Moi qui partais avec de grandes illusions, j’ai compris qu’il allait falloir travailler dur si je voulais arriver à mon but : partager et transmettre ma passion des autos miniatures.

Ainsi, à grands coup de ciseaux” pour reprendre son expression favorite, mon épouse a remanié le texte afin qu’il soit clair et compréhensible de tous. N’ayant pas un égo surdimensionné, j’ai pris la chose avec philosophie. Avec le temps, j’ai pu constater que ses corrections permettaient aux gens non initiés au monde de la collection de miniatures de trouver un intérêt à la lecture de ces quelques lignes.

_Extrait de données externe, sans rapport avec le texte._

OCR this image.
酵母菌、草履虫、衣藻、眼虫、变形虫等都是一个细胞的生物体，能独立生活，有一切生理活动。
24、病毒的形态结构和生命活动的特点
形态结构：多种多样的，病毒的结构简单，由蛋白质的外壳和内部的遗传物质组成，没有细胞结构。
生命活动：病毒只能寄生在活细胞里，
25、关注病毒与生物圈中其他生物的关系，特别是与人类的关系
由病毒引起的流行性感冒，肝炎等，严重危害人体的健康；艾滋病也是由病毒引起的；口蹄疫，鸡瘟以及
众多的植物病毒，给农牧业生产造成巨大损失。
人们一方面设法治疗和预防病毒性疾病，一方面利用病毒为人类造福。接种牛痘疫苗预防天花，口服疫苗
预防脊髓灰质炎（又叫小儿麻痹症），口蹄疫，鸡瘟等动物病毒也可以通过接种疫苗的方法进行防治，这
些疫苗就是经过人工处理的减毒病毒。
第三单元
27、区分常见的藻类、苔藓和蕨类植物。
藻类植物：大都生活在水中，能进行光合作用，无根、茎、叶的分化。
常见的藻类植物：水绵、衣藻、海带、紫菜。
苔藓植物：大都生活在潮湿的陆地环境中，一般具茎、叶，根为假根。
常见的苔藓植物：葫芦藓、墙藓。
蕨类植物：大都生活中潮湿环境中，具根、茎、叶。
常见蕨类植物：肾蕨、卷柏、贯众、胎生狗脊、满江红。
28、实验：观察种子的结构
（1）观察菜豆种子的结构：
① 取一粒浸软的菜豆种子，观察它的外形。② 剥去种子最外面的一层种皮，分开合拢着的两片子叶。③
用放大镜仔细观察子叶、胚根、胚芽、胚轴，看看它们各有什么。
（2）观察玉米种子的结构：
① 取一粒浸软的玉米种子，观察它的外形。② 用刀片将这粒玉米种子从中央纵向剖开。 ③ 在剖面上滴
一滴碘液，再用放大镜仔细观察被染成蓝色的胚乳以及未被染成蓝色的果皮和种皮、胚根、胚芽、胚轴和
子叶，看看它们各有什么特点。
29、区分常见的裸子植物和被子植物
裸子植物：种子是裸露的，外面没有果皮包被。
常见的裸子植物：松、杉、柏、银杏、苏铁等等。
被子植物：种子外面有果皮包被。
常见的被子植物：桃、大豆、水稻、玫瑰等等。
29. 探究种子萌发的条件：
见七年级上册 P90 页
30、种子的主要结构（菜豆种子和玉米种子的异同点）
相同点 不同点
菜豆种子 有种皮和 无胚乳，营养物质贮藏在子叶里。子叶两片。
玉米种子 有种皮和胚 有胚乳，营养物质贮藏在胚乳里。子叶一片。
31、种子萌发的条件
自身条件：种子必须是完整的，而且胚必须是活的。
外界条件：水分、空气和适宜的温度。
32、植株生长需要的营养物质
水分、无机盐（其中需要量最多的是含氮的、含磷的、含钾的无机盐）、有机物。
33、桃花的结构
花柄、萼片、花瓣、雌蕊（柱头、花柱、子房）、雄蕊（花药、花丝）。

Il faut reconnaître que le support papier n’était pas la bonne solution et que le traitement de texte facilite le travail à quatre mains. Mais l’inspiration me venant souvent de manière soudaine, sur mon vélo, dans une salle de cinéma, dans un musée ou dans le métro j’ai toujours besoin de consigner l’idée sur une feuille avant qu’elle ne s’envole.

Cependant, poursuivant notre petit bonhomme de chemin, nous voici arrivés au cinq-centième blog, ce qui représente quelques feuillets. Je n’ai  pourtant jamais eu la tentation de concevoir un ouvrage sur notre collection. Ce qui m’intéresse, c’est de présenter les miniatures à travers leur histoire et mes expériences personnelles, sous un angle original et différent de ce qui existe déjà. Pour cela, le blog laisse une liberté sans pareille : il est de plus accessible à tous. Et si de livre il n’y aura jamais, j’ai quand même décidé de faire un clin d’oeil au monde de l’édition en retenant ce thème pour le blog du jour.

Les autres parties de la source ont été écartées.